Fenomeni come questi vanno allora controllati, quando giungono a creare nei giovani illusioni e vane speranze, poiché un programma televisivo non può sostituirsi ad un genitore, ad un educatore, alla scuola o ad un amico e al sostegno indispensabile che un orecchio attento e sensibile può elargire durante un dialogo privato, in questi casi invece opportunisticamente sbandierato.
Si deve riflettere su quali conseguenze negative provochino esperienze come queste, che fanno nascere nel giovane il desiderio di esprimersi utilizzando qualsiasi mezzo, superando ogni barriera, ad ogni costo, perfino arrivando a non rispettare più la propria privacy, a mettere in piazza i propri sentimenti, in balia di un pubblico vorace, sempre più abituato a cibarsi morbosamente di notizie lacrimevoli.
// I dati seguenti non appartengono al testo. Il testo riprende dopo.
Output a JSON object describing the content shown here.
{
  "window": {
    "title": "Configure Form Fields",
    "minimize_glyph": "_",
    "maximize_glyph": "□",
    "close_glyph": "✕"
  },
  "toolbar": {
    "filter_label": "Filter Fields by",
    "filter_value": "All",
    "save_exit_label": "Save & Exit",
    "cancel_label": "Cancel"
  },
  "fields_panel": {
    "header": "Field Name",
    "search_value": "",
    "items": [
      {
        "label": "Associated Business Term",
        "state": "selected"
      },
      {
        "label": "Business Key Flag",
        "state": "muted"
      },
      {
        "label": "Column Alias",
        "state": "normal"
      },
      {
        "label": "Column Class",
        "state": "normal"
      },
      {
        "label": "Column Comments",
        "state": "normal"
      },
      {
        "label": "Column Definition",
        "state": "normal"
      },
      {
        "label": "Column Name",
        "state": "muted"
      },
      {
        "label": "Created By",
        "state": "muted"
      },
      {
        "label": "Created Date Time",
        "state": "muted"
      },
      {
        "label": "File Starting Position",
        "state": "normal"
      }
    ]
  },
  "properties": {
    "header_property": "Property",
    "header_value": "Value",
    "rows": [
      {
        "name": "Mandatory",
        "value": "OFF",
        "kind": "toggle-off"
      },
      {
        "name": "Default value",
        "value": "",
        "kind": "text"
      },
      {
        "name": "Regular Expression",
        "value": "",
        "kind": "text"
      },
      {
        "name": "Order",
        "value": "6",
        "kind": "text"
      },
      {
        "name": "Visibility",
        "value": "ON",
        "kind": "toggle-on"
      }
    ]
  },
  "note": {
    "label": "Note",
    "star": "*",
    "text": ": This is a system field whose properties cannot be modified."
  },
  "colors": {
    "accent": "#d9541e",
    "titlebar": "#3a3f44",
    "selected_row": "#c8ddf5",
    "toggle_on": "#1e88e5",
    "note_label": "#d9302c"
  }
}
È questa la domanda sulla quale opinionisti, psicologi, professori, ministri ed esperti del mestiere devono interrogarsi. Perché mai il giovane ricorra a mezzi di massa, se non sia un fenomeno puramente culturale, come il tatuaggio o la solidarietà estrema con il suo compagno di banco, o se nasconda il desiderio represso ma sincero di dar vita ad un dialogo, destinato però a tramutarsi in monologo in quanto per un giovane, nella prima fase del cammino della sua vita, è più importante che il suo interlocutore abbia un’ottima capacità di ascolto piuttosto che chilogrammi di consigli.